Case of the Mayagna (Sumo) Awas Tingni Community v. Nicaragua [ENG]

Petition alleging the State's failure to demarcate communal land, to protect the indigenous people's right to own their ancestral land and natural resources, and to guarantee access to effective remedy. Violation of right to judicial protection and private property. Prohibition imposed upon the State to grant concessions to third parties in the said land. Obligation to take measures to demarcate indigenous people's land and issue land titles.

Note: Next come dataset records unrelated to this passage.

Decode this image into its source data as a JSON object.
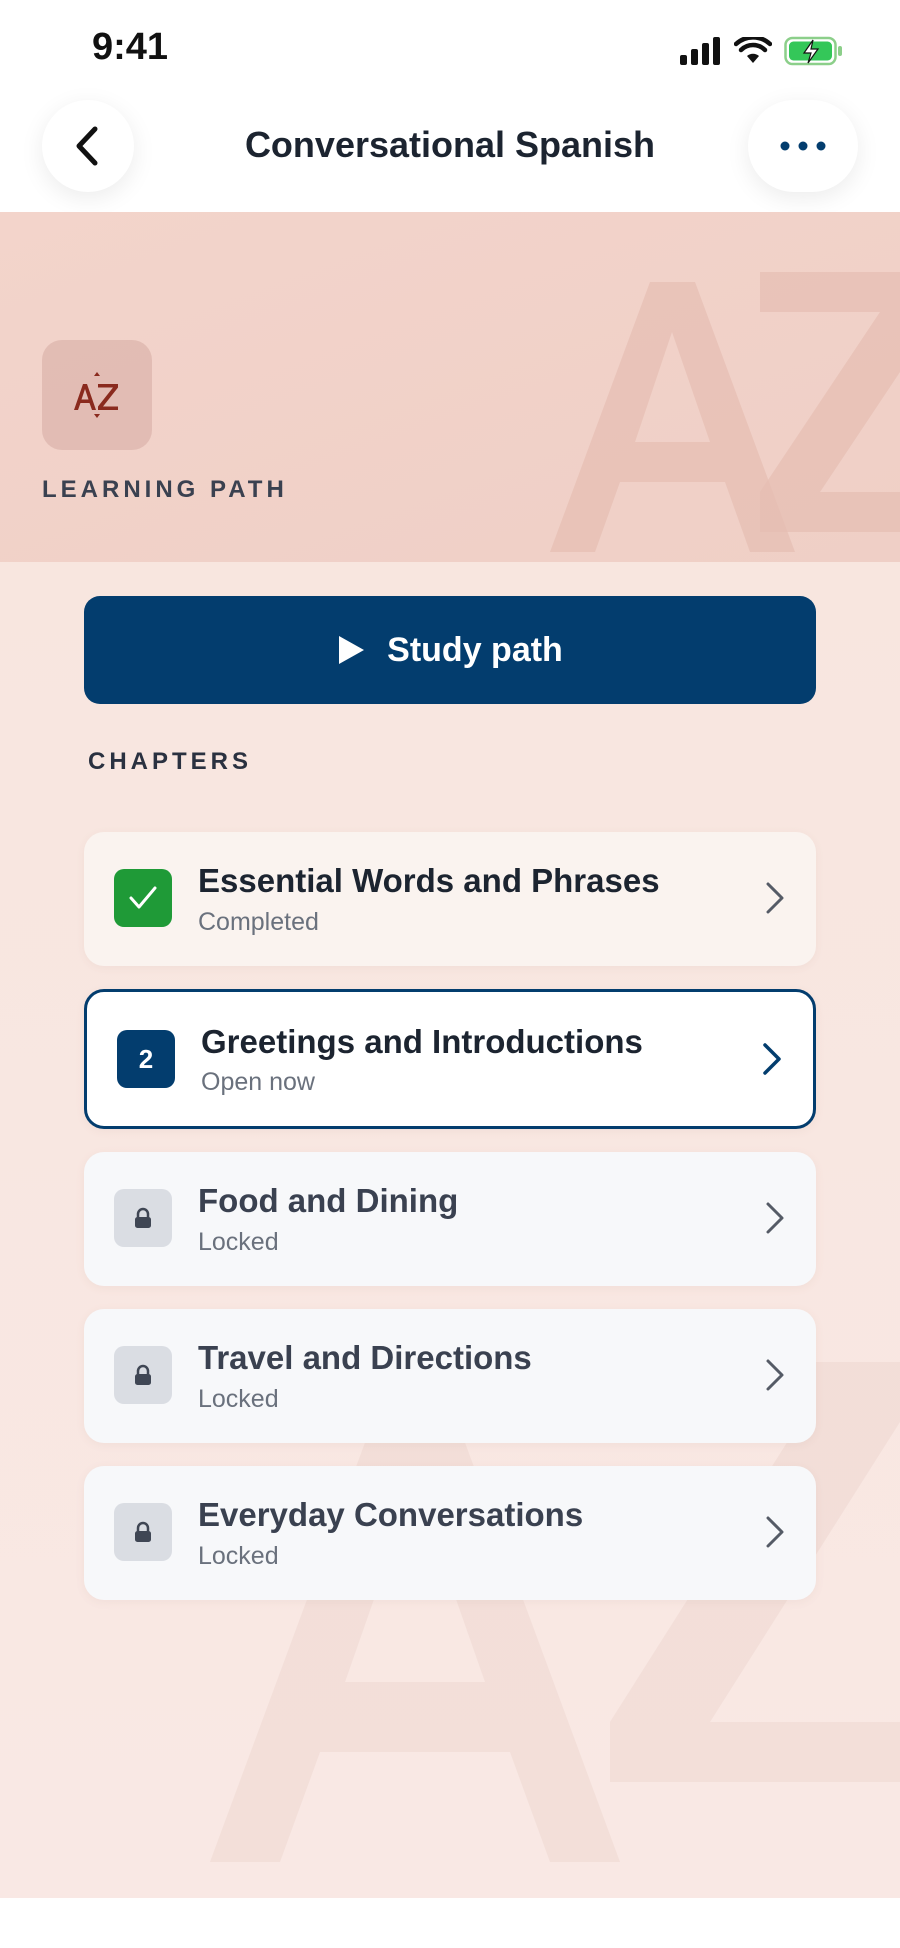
{
  "status_bar": {
    "time": "9:41"
  },
  "nav": {
    "title": "Conversational Spanish"
  },
  "hero": {
    "label": "LEARNING PATH",
    "icon_text": "AZ"
  },
  "study_button": {
    "label": "Study path"
  },
  "chapters": {
    "heading": "CHAPTERS",
    "items": [
      {
        "title": "Essential Words and Phrases",
        "status": "Completed",
        "state": "completed",
        "badge": "checkmark-icon"
      },
      {
        "title": "Greetings and Introductions",
        "status": "Open now",
        "state": "active",
        "badge_number": "2"
      },
      {
        "title": "Food and Dining",
        "status": "Locked",
        "state": "locked",
        "badge": "lock-icon"
      },
      {
        "title": "Travel and Directions",
        "status": "Locked",
        "state": "locked",
        "badge": "lock-icon"
      },
      {
        "title": "Everyday Conversations",
        "status": "Locked",
        "state": "locked",
        "badge": "lock-icon"
      }
    ]
  },
  "colors": {
    "primary": "#033d6e",
    "success": "#1f9a37",
    "hero_background": "#f3d4cb",
    "content_background": "#f8e6df"
  }
}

Inter-American Court of Human Rights
Type of Forum: 

The Mayagna Awas (Sumo) Tingni Community lives in the Atlantic coast of Nicaragua and is made up of approximately 142 families. Jaime Castillo Felipe, a leader of the community, lodged a petition before the Inter-American Commission on Human Rights (IACHR) denouncing the State of Nicaragua for failing to demarcate the Awas Tingni Community's communal land and to take the necessary measures to protect the Community's property rights over its ancestral lands and natural resources. Furthermore, the petitioner denounced the State for failing to guarantee access to an effective remedy for the Community's claims regarding the then imminent concession of 62,000 hectares of tropical forest to be commercially developed by a company in communal lands. The IACHR submitted the case to the Inter-American Court of Human Rights, who concluded that Nicaragua had violated the right to judicial protection and to property. The Court noted that the right to property acknowledged by the American Convention of Human Rights protected the indigenous people's property rights originated in indigenous tradition and, therefore, the State had no right to grant concessions to third parties in their land. Consequently, the Court decided that the State had to adopt the necessary measures to create an effective mechanism for demarcation and titling of the indigenous communities' territory, in accordance with their customary law, values, customs and mores. The Court also decided that, until such mechanism was created, the State had to refrain from any acts that might affect the existence, value, use or enjoyment of the property located in the geographic area where the members of the indigenous community live and carry out their activities.

Keywords: Case of the Mayagna (Sumo) Awas Tingni Community v. Nicaragua, Environmental, Rights

Enforcement of the Decision and Outcomes: 

In January 2003, the community filed an amparo action against President Bolaños and ten other high ranking government officials, because the decision had not been enforced. This action has not been resolved yet. In January 2003, the Nicaraguan National Assembly passed a new law aimed at demarcating indigenous land. Awas Tingni could be the first community to obtain land titles under the new law.

Groups involved in the case: 

Petitioner: Jaime Castillo Felipe, leader or syndic of the Mayagna Community (Sumo) of Awas Tingni, acting in his own name and on behalf of the Community, sponsored by Centro de Recursos Jurídicos para los Pueblos Indígenas (Indian Law Resource Center)
The University of Arizona Indigenous Peoples Law and Policy (IPLP) Program.

Significance of the Case: 

This case is of major significance, because it is the first time that the Inter-American Court has issued a judgment in favor of the rights of indigenous peoples to their ancestral land. It is a key precedent for defending indigenous rights in Latin America. The decision is a major step in the fight against the historical and ongoing subjugation of indigenous peoples in the region.